The news is full of trials... and tribulations.
War... and remembrances.
Pain... and suffering.
There is a lot about our world that is dispiriting. It can be difficult to see beyond immediate horizons, trapped, as we are, in quotidian concerns that impede our imagination and suppress our spirits.
We must confront the challenges and injustices. But we should continue to thrive and not succumb to cynicism.
With this in mind, I want to highlight a news story that perhaps got buried beneath the onslaught of outrage. Though I suspect many of you saw it and it touched you as it did me.
It concerns a metal contraption with antiquated electronics about the weight of a small car that might also be one of humankind’s most lasting creations.
Forty-six years ago, when the movies Star Wars and Close Encounters of the Third Kind were topping the box office, NASA launched a pair of space probes with names that denoted their trailblazing mission. Voyager 1 and Voyager 2 were tasked with traveling to the edges of our solar system and beyond. A one-way trip into the dark void of space — away from our sun, tethered to Earth only by their telemetry.
Nothing our species has built has traveled so far from our precious and precarious home. In 2012, Voyager 1 pierced the heliosphere (the giant bubble around the sun and our planets) and kept on going. Voyager 2 followed six years later.
They are now deep into interstellar space, what is often called “the space between the stars.”
What a feat of human creativity, ingenuity, and ambition. And science.
Already, the spacecrafts have produced a trove of data as they passed by planets and sped into the imponderable vastness.
But perhaps, more importantly, these two modest vessels are testimonies to the constructive forces human minds can conjure. They embody one of our species’ most enduring instincts — to voyage beyond the boundaries of knowledge.
We also are a species that, when we want to, can tinker and fix.
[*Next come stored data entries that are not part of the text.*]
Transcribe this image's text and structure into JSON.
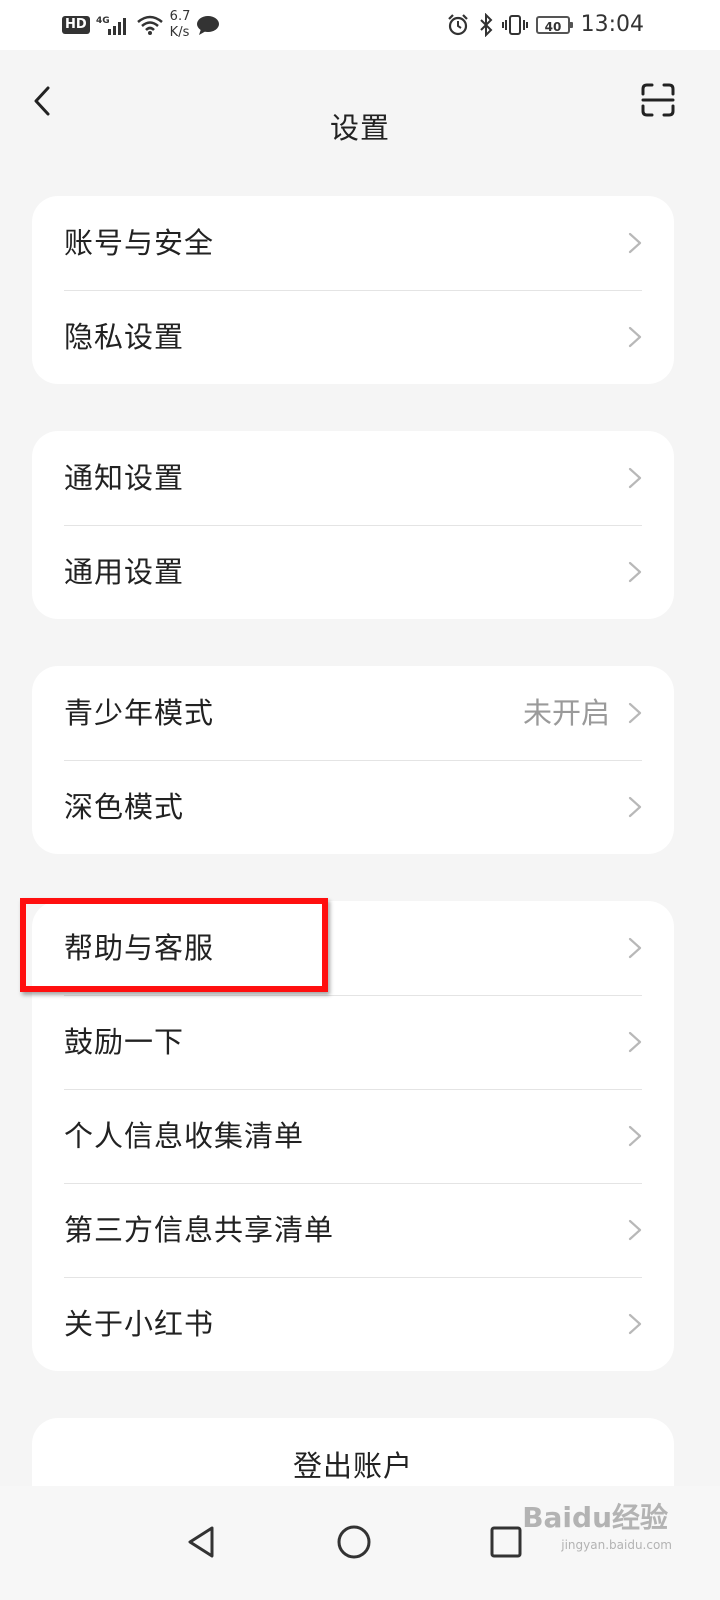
{
  "status_bar": {
    "hd": "HD",
    "network": "4G",
    "speed_value": "6.7",
    "speed_unit": "K/s",
    "battery": "40",
    "time": "13:04"
  },
  "header": {
    "title": "设置"
  },
  "groups": [
    {
      "items": [
        {
          "label": "账号与安全"
        },
        {
          "label": "隐私设置"
        }
      ]
    },
    {
      "items": [
        {
          "label": "通知设置"
        },
        {
          "label": "通用设置"
        }
      ]
    },
    {
      "items": [
        {
          "label": "青少年模式",
          "value": "未开启"
        },
        {
          "label": "深色模式"
        }
      ]
    },
    {
      "items": [
        {
          "label": "帮助与客服"
        },
        {
          "label": "鼓励一下"
        },
        {
          "label": "个人信息收集清单"
        },
        {
          "label": "第三方信息共享清单"
        },
        {
          "label": "关于小红书"
        }
      ]
    }
  ],
  "logout_label": "登出账户",
  "watermark": {
    "main": "Baidu经验",
    "sub": "jingyan.baidu.com"
  },
  "colors": {
    "highlight": "#ff0f0f",
    "background": "#f5f5f5",
    "card": "#ffffff"
  }
}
And this week, we got a timely (and welcomed) example of this human ability. For several months, Voyager 1 had been sending back gibberish, even though the engineers and other scientists at NASA knew the probe was getting their messages. They tracked the problem to an onboard computer, and then a single computer chip.
For anyone who has complained about long-distance tech support, consider that NASA was trying to fix a problem 15 billion miles away. It takes nearly 24 hours for radio signals to travel that distance. A workaround was sent on April 18. Before dawn on April 20th, the team at the Jet Propulsion Laboratory got the news they’d hoped for. Voyager 1 was back in contact.
Look at the joy on their faces. It is a pride we all can share.
Famously, the Voyager spacecrafts each carry a “golden record” of images and sounds meant to signify our planet, species, science, and culture to any alien life form that happens upon it. There is also a message from then-president Jimmy Carter:
This is a present from a small, distant world, a token of our sounds, our science, our images, our music, our thoughts, and our feelings. We are attempting to survive our time so we may live into yours.
That sentiment remains just as true today. If not more so. But the fact that Voyager 1 is back in contact gives me a glimmer of hope.
The musical cues on the golden record ranged from a Navajo night chant to Beethoven to Chuck Berry’s “Johnny B. Goode.” I decided to leave you today with another selection: Louis Armstrong and His Hot Seven playing “Melancholy Blues.”
As I listened to it and thought of our little beacon out there in the universe, I didn’t feel melancholy. Instead, I felt a sense of peace that I desperately hope we can deploy back here on Earth.
"...testimonies to the constructive forces human minds can conjure. They embody one of our species’ most enduring instincts — to voyage beyond the boundaries of knowledge. "
I also noted this amazing feat Elliot. Thank you.
I wish, a sacred kind of wish, humanity to make this kind of constructive force in the realm of human interactions, human understanding, live together harmoniously.
So beautiful. Thanks for reminding us that we are just a speck in the universe.